Recording Industry Claims Imaginary Value Gap as a Bigger Threat Than Piracy - DiabloD3
https://www.eff.org/deeplinks/2017/05/recording-industry-claims-imaginary-value-gap-bigger-threat-piracy
======
mowenz
>[...technological advancements] created a "value gap" that _deprives_ the
recording industry of royalties they believe should be theirs.

Creative destruction is healthy and necessary for the function of economic
progress.

Recording industry exectutives enjoyed decades of outsized profits (greater
revenues as a proportion of sales than the artists themselves) distributing
music. Now that the value of the service they offer has declined, due to
technological progress, their profits are reduced.

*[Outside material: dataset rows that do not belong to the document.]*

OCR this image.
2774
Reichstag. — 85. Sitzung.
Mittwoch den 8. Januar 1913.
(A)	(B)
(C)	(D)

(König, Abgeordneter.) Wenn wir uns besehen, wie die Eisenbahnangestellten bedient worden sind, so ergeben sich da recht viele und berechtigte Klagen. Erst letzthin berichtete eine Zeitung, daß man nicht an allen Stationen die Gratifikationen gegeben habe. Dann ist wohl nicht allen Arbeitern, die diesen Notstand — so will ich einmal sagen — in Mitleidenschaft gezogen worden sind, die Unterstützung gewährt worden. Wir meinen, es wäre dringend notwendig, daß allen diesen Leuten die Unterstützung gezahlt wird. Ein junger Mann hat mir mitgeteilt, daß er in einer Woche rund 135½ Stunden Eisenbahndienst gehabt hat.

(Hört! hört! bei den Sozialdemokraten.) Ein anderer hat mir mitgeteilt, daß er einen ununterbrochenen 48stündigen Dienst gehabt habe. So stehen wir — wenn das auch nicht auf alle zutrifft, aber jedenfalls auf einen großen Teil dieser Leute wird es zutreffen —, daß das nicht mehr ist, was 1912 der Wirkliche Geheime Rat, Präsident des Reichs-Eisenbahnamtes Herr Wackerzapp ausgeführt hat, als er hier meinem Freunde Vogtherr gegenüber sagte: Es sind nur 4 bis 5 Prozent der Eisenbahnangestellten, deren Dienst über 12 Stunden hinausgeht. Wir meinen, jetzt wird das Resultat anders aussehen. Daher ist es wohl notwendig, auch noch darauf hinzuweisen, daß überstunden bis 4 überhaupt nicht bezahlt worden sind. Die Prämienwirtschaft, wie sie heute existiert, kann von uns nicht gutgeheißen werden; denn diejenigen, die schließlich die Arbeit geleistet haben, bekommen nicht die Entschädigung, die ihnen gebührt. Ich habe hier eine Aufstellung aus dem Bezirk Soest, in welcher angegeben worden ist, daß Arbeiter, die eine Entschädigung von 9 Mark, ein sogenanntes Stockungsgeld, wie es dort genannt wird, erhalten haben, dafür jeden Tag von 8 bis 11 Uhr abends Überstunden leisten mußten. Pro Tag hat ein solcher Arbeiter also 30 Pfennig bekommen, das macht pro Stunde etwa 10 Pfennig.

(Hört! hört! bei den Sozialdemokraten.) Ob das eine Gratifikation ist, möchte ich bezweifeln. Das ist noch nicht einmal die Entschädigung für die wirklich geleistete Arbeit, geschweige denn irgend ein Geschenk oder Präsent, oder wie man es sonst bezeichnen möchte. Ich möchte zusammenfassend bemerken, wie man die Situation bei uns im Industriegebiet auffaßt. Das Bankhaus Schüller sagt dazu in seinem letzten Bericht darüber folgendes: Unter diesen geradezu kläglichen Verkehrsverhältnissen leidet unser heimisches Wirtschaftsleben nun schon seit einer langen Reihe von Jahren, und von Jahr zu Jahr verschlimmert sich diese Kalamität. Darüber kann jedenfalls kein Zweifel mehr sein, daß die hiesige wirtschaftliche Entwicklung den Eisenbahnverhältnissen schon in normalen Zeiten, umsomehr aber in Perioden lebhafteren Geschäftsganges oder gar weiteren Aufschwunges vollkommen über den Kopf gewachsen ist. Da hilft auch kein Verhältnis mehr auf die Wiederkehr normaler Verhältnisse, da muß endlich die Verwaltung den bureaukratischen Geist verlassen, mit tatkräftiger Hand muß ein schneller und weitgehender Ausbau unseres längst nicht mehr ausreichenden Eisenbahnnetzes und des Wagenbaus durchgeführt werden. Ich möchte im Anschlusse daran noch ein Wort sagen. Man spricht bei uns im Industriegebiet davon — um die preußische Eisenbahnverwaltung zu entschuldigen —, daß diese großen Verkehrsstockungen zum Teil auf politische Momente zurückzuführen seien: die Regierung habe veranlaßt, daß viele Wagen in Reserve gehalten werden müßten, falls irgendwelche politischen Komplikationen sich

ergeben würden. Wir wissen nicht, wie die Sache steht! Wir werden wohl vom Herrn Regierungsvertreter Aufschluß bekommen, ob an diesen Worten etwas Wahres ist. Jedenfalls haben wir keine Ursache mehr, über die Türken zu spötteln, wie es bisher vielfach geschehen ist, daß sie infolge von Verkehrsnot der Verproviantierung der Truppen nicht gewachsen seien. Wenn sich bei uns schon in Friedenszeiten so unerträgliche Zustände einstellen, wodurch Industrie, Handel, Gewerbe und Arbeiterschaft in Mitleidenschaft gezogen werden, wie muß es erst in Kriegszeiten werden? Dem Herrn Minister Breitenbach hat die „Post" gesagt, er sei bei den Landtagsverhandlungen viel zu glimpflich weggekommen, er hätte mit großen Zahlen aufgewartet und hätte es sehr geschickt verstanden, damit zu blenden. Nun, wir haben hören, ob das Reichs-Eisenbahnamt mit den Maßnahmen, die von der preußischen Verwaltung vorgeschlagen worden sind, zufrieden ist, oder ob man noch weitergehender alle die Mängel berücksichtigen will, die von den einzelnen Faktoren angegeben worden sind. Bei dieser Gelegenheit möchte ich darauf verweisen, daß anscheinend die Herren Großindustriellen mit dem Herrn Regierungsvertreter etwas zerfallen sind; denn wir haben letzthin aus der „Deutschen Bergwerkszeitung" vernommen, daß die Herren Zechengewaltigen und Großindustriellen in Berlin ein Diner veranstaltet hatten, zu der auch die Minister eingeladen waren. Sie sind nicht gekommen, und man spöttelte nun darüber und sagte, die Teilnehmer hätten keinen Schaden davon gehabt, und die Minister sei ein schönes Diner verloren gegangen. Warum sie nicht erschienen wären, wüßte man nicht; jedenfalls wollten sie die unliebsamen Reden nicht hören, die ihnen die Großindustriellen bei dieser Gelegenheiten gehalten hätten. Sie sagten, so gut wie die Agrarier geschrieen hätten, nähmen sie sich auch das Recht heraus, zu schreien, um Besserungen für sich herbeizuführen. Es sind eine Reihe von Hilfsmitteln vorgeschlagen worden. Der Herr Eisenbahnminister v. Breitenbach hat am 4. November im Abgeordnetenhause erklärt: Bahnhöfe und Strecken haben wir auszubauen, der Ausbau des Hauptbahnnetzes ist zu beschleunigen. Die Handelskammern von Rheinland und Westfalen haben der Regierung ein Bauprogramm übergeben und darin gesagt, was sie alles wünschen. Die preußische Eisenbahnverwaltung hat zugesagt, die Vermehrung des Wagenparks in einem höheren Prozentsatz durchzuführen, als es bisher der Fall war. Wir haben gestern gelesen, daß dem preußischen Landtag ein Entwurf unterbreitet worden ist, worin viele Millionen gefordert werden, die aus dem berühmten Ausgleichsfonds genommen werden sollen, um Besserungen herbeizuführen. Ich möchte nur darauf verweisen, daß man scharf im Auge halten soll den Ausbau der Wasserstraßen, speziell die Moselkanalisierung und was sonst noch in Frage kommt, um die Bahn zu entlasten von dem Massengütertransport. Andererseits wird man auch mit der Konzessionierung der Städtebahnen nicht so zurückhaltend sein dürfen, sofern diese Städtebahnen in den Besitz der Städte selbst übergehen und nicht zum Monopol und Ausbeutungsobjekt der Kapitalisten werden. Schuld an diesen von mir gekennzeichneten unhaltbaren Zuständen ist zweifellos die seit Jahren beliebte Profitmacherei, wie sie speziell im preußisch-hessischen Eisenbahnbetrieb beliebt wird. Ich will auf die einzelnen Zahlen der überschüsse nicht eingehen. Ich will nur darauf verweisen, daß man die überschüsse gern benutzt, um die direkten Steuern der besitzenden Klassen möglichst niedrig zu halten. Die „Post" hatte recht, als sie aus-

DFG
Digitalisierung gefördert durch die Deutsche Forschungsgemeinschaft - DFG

The problem is that while this industry's value proposition has declined, they
still have political capital that can force regulatory and anti-competitive
actions onto the marketplace as strategies to retain profits.

------
davidgerard
They literally know they're asking YouTube for money that they know doesn't
actually exist. Their basis is that Google has money and they'd like it.
That's it.

[https://rocknerd.co.uk/2017/04/03/record-labels-want-
money-y...](https://rocknerd.co.uk/2017/04/03/record-labels-want-money-
youtube-doesnt-earn-just-because-google-has-some-and-theyd-like-it/)

It's important to remember that the labels were saying the same things about
Spotify last year, before it saved their backsides with 2016's numbers. But
with Spotify, they own a chunk of it and have minimum income guarantees, i.e.
free money.

------
thomastjeffery
It's all imaginary. They just have enough legal clout to enforce it.